Lo que pasa cuando desaparece el material, es decir, la pintura, puede verse en los cuadros de Isidro Rodríguez Tascón que utiliza en sus composiciones geométricas el fieltro y la madera; Daniel G. Verbis emplea el algodón y los hilos; Arancha Goyeneche hace sus composiciones el vinilo adhesivo de colores y fragmentos de fotografía para formar una complejos “collages”; Juarez y Palmero utilizan fibra de vidrio, policarbonato, acero tela y esmalte de aluminio anticalor. Si el lienzo es sometido a transformación en el que se hacen rasgaduras, cortes, arrugas se tiene una obra como la de Isabel Cuadrado que tiene a mi modo de ver tanta elegancia coma la de Lucio Fontana. Cuando desaparece el contenido, quiero decir cuando solamente existe el marco puede aparecer una obra como la de Coronas que se compone fundamentalmente de tiras de madera pintadas que formas dibujos de curvas y círculos ordenados sobre la pared. Es una pared que sirve como de lienzo sobre la que se reflejan los sombras de estos listones. El resultado es simple elegante y evocador.

Existe todavía una cuarta experiencia y es la que viene dada por la técnica fotográfica de Concha Prada. En general cuando se emplea la fotografía suele hacerse con la ambición que se asemeje o recuerde la pintura. En el caso de Concha Prada que fotografía un tenedor batiendo un huevo o el fuego y el humo de una cerilla, la autora no se propone substituir la visión de un pintor sino que nos ofrece unos colores y unas formas que no puede ser captados por el ojo humano mas que a través de ese instante privilegiado que podemos eternizar mediante la fotografía.

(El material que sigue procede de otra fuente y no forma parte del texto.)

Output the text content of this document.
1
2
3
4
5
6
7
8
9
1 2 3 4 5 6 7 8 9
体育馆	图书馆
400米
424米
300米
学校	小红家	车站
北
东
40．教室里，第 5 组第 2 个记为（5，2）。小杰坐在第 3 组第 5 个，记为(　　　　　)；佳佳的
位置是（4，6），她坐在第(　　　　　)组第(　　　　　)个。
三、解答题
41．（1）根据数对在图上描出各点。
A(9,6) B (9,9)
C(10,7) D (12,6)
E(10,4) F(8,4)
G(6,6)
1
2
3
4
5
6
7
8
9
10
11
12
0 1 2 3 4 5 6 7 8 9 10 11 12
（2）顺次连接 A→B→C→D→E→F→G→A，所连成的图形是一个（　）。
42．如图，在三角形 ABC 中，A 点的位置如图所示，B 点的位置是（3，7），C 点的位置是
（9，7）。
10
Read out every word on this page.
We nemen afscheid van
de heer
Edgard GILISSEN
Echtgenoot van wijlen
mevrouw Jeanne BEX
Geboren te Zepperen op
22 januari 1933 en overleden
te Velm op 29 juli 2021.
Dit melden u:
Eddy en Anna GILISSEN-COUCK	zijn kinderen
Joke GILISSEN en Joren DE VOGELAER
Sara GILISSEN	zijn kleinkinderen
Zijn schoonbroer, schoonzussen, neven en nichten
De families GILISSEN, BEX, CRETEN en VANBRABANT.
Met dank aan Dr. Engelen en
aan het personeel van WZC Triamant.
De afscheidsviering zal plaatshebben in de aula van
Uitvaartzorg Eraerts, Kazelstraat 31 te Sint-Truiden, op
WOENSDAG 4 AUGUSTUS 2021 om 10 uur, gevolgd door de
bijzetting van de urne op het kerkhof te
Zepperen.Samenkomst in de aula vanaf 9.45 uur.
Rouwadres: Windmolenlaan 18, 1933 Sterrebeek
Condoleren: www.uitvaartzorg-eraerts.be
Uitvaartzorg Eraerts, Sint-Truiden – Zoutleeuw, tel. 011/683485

Cuando uno acaba de ver la exposición se siente algo trastocado, pero también algo insatisfecho. La pregunta que se plantea es si esta nueva sintaxis pictórica se limita a esto a una nuevo formato de decir lo antiguo o si se trata de una autentica revolución conceptual. Si se trata de una renovación parcial o si abre camino a nuevas perspectivas artísticas, que buena falta hace a este, a mi modo de ver, anquilosado campo que explora el saber y el sentimiento humano. Un cambio, insisto, por ahora muy pequeño si se le compara con otros como pueden ser la ciencias y la nueva tecnología.